图4.2所示为一个包含有多个线程的进程的执行过程。

图4.2

当运行Python脚本或其他计算机程序时，就会创建包含有代码和状态的进程。这些进程通过计算机的一个或多个CPU来执行。不过，同一时刻每个CPU只会执行一个进程，然后在不同进程间快速切换，这样就给人以多个程序同时运行的感觉。同理，在一个进程中，程序的执行也是在不同线程间进行切换的，每个线程执行程序的不同部分。这就意味着当一个线程等待网页下载时，进程可以切换到其他线程执行，避免浪费CPU时间。因此，为了充分利用计算机中的所有资源尽可能快地下载数据，我们需要将下载分发到多个进程和线程中。

4.3.2 实现

幸运的是，在Python中实现多线程编程相对来说比较简单。我们可以保留与第1章开发的链接爬虫类似的队列结构，只是改为在多个线程中启动爬虫循环，以便并行下载这些链接。下面的代码是修改后的链接爬虫起始部分，这里把crawl 循环移到了函数内部。

import time
import threading
from downloader import Downloader
SLEEP_TIME = 1

def threaded_crawler(..., max_threads=10):
    # the queue of URL's that still need to be crawled
    crawl_queue = [seed_url]
    # the URL's that have been seen
    seen = set([seed_url])
    D = Downloader(cache=cache, delay=delay,
        user_agent=user_agent, proxies=proxies,
            num_retries=num_retries, timeout=timeout)

    def process_queue():
        while True:
            try:
                url = crawl_queue.pop()
            except IndexError:
                # crawl queue is empty
                break
            else:
                html = D(url)
                ...

下面是threaded_crawler 函数的剩余部分，这里在多个线程中启动了process_queue ，并等待其完成。

    threads = []
    while threads or crawl_queue:
        # the crawl is still active
        for thread in threads:
            if not thread.is_alive():
                # remove the stopped threads
                threads.remove(thread)
        while len(threads) < max_threads and crawl_queue:
            # can start some more threads
            thread = threading.Thread(target=process_queue)
            # set daemon so main thread can exit when receives ctrl-c
            thread.setDaemon(True)
            thread.start()
            threads.append(thread)

        # all threads have been processed
        # sleep temporarily so CPU can focus execution elsewhere
        time.sleep(SLEEP_TIME))

当有URL可爬取时，上面代码中的循环会不断创建线程，直到达到线程池的最大值。在爬取过程中，如果当前队列中没有更多可以爬取的URL时，线程会提前停止。假设我们有2个线程以及2个待下载的URL。当第一个线程完成下载时，待爬取队列为空，因此该线程退出。第二个线程稍后也完成了下载，但又发现了另一个待下载的URL。此时thread 循环注意到还有URL需要下载，并且线程数未达到最大值，因此又会创建一个新的下载线程。

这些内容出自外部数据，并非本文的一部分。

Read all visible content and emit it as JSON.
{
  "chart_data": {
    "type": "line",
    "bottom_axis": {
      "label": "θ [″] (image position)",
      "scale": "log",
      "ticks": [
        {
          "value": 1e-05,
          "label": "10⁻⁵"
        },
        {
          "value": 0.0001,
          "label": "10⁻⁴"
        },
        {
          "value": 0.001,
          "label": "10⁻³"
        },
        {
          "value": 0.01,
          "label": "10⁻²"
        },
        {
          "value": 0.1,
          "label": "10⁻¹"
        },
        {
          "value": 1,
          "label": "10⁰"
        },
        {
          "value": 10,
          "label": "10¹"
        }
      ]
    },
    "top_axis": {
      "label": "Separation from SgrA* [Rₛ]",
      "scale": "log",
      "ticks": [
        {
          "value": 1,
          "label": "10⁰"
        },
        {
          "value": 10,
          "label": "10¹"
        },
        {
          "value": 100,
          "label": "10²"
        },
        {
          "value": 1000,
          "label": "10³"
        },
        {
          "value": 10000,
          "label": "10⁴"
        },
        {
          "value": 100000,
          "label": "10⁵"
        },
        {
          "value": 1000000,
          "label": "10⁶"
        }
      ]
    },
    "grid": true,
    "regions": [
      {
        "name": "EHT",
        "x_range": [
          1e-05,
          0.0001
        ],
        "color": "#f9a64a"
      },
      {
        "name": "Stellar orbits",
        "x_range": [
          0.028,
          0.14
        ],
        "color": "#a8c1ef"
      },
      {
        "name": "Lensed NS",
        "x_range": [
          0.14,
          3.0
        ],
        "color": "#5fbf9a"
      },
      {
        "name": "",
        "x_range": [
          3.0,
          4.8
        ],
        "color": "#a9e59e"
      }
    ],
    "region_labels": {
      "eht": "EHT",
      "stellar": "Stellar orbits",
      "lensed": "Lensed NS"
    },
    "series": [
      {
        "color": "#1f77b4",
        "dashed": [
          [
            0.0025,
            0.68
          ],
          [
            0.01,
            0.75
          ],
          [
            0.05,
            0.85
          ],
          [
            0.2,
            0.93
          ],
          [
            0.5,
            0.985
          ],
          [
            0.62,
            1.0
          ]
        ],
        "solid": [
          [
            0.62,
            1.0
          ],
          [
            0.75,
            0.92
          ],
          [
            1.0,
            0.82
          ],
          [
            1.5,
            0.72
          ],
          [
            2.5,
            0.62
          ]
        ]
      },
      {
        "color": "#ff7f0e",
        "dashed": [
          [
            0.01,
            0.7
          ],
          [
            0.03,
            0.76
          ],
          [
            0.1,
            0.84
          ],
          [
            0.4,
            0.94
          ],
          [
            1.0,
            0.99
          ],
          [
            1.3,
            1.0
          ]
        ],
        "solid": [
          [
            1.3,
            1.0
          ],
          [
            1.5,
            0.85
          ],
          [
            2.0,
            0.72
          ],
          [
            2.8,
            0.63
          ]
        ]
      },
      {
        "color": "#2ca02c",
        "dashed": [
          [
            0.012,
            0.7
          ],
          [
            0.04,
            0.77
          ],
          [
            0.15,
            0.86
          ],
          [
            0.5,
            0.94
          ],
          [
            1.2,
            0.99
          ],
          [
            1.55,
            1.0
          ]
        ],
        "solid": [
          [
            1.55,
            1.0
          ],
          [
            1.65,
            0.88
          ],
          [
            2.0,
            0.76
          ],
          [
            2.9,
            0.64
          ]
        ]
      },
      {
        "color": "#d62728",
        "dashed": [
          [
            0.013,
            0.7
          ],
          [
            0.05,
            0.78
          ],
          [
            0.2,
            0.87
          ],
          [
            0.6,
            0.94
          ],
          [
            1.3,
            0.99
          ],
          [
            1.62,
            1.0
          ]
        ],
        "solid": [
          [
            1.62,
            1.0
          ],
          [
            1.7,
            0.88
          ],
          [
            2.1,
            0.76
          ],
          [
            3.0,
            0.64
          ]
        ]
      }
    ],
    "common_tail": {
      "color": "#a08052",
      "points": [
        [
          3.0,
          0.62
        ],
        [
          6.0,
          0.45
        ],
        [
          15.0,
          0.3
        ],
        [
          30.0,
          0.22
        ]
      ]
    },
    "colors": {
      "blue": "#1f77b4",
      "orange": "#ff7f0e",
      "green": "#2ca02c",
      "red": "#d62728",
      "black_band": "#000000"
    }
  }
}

对threaded_crawler 接口的测试代码可以从https://bitbucket. org/wswp/code/src/tip/chapter04/threaded_test.py 获取。现在，让我们使用如下命令，测试多线程版本链接爬虫的性能。

$ time python threaded_test.py 5
...
4m50.465s

由于我们使用了5个线程，因此下载速度几乎是串行版本的5倍。在4.4节中会对多线程性能进行更进一步的分析。

4.3.3 多进程爬虫

为了进一步改善性能，我们对多线程示例再度扩展，使其支持多进程。目前，爬虫队列都是存储在本地内存当中，其他进程都无法处理这一爬虫。为了解决该问题，需要把爬虫队列转移到MongoDB当中。单独存储队列，意味着即使是不同服务器上的爬虫也能够协同处理同一个爬虫任务。

请注意，如果想要拥有更加健壮的队列，则需要考虑使用专用的消息传输工具，比如Celery。不过，为了尽量减少本书中介绍的技术种类，我们在这里选择复用MongoDB。下面是基于MongoDB实现的队列代码。

from datetime import datetime, timedelta
from pymongo import MongoClient, errors

class MongoQueue:
    # possible states of a download
    OUTSTANDING, PROCESSING, COMPLETE = range(3)

    def __init__(self, client=None, timeout=300):
        self.client = MongoClient() if client is None else client
        self.db = self.client.cache
        self.timeout = timeout

    def __nonzero__(self):
        """Returns True if there are more jobs to process
        """
        record = self.db.crawl_queue.find_one(
            {'status': {'$ne': self.COMPLETE}}
        )
        return True if record else False

    def push(self, url):
        """Add new URL to queue if does not exist
        """
        try:
            self.db.crawl_queue.insert({'_id': url, 'status':
                self.OUTSTANDING})
        except errors.DuplicateKeyError as e:
            pass # this is already in the queue

    def pop(self):
        """Get an outstanding URL from the queue and set its
            status to processing. If the queue is empty a KeyError
                exception is raised.
        """
        record = self.db.crawl_queue.find_and_modify(
            query={'status': self.OUTSTANDING},
            update={'$set': {'status': self.PROCESSING,
                'timestamp': datetime.now()}}
        )
        if record:
            return record['_id']
        else:
            self.repair()
            raise KeyError()

    def complete(self, url):
        self.db.crawl_queue.update({'_id': url}, {'$set':
            {'status': self.COMPLETE}})

    def repair(self):
        """Release stalled jobs
        """
        record = self.db.crawl_queue.find_and_modify(
            query={
                'timestamp': {'$lt': datetime.now() -
                    timedelta(seconds=self.timeout)},
                'status': {'$ne': self.COMPLETE}
            },
            update={'$set': {'status': self.OUTSTANDING}}
        )
        if record:
            print 'Released:', record['_id']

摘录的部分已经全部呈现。